Beat tracking : Finding the sequence of beat instants in audio, given (or jointly with) a tempo estimate. Pleco-Xa’s beat_track returns exact frames, pinned by CI fixtures.

HPSS (Harmonic-Percussive Source Separation) : Splitting a spectrogram into a harmonic layer (stable across time — sustained tones) and a percussive layer (stable across frequency — transients), via median filtering along each axis. The masked components sum back to approximately the original.

Recurrence matrix : A frame-by-frame self-similarity map: cell (i, j) marks whether frames i and j are similar (as neighbors, or by affinity). Diagonal stripes reveal repeated sections — the backbone of both structural segmentation and the recurrence loop strategy.

RQA (Recurrence Quantification Analysis) : Quantifying the structure in a recurrence matrix — in particular finding the best diagonal alignment path. Pleco-Xa’s sequence.rqa recovers that path exactly, and the loop recurrence strategy can use an RQA path as a lag candidate.

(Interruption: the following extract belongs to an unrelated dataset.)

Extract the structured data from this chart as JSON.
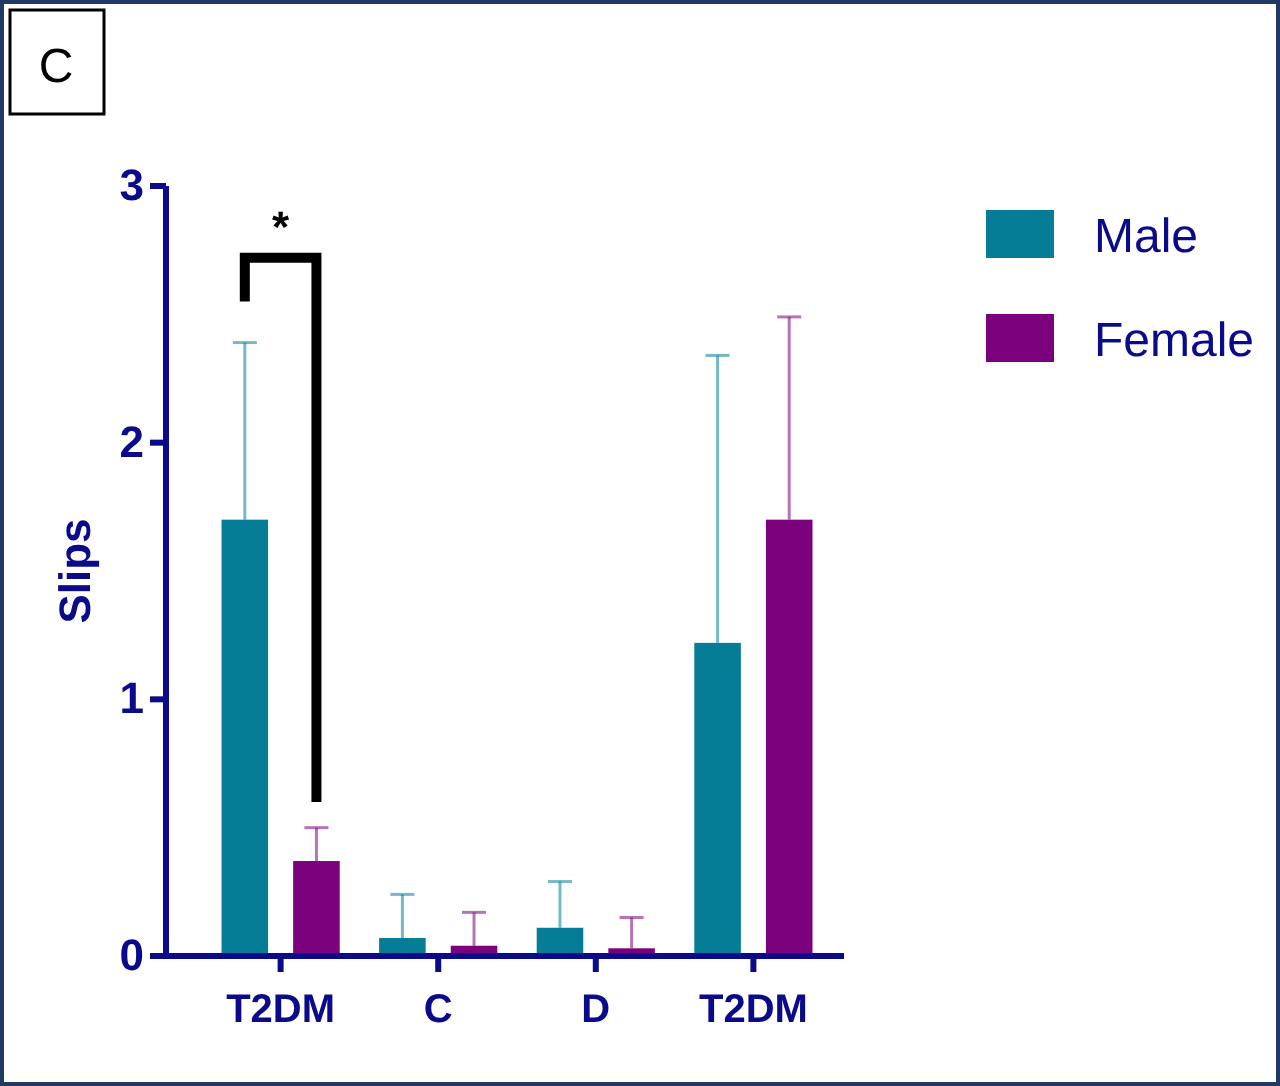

DTW (Dynamic Time Warping) : An algorithm that finds the lowest-cost alignment between two sequences that may run at different speeds, by warping the time axis. Used to align a performance to a reference. Pleco-Xa’s dtw is bit-exact in cost with an exact warping path.

PCEN (Per-Channel Energy Normalization) : An adaptive gain / dynamic-range compression applied per frequency channel, often used in place of log scaling before onset or event detection. Numerically exact and fixture-gated in CI, and equivalent whether run whole-signal or block-by-block.

Laplacian segmentation : The McFee-Ellis method for finding structural boundaries: build a recurrence graph, take its normalized Laplacian, embed with the smallest eigenvectors, and cluster. Pleco-Xa assembles it from verified eigh, laplacian, and kmeans primitives.

Loop point : The sample-accurate start and end of a region that repeats seamlessly. Finding them — with an honest confidence and clean, click-free boundaries — is Pleco-Xa’s signature capability. See the Loop guide.

Normalized cross-correlation (NCC) : A similarity score in [-1, 1] between two signals after removing their means and normalizing by their standard deviations. Pleco-Xa measures loop confidence by correlating a candidate loop against the audio that follows it — 1 means it repeats verbatim.

Zero crossing : A sample where the waveform crosses zero amplitude. Snapping a loop boundary to the nearest zero crossing removes the click at the seam without moving the point audibly — the job of DynamicZeroCrossing.